Для кальвиниста Священное Писание является также набором незыблемых принципов, имеющих «…прямое отношение к правам личности, к собственности, правосудию, различным общественным организациям, их месте и роли в государственном устройстве, отношениям церкви и государства, благосостоянию граждан».
В условиях десакрализации культуры особенно остро встает и задача пересмотра «завета» Бога и Человека. Само понятие десакрализации отнюдь не означает исчезновение в культуре идеи Бога, а предполагает очередную аксиологическую революцию. За Богом-отцом окончательно останется лишь функция креационизма. Строго говоря, его начал «теснить» в свое время уже Бог-сын (Христос). Если в первоначальном иудаизме Бог-отец (символ традиции) отвечал за все, прошлое, настоящее и будущее, то в рамках христианства два основополагающих догмата (креационизм и провиденциализм) были фактически поделены между Богом-отцом и Богом-сыном: «истина» шла от Сына и он становился главным помощником человека и ходатаем за него перед Отцом.

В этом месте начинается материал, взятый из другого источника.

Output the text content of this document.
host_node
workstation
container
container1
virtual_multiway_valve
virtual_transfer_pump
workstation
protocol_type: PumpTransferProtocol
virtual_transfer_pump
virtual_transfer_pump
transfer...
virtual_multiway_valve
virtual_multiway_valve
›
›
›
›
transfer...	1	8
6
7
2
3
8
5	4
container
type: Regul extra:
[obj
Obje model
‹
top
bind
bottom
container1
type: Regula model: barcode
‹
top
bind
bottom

С начала II тыс., особенно в рамках Возрождения, роль Человека все более усиливается, и он постепенно объявляется носителем истины. Как это ни парадоксально звучит, именно Реформация будет способствовать тому, что догмат провиденциализма потеряет большую часть своей значимости. Церковь опустится до каждого человека, но потеряет свое прежнее влияние на политическую жизнь и развитие науки.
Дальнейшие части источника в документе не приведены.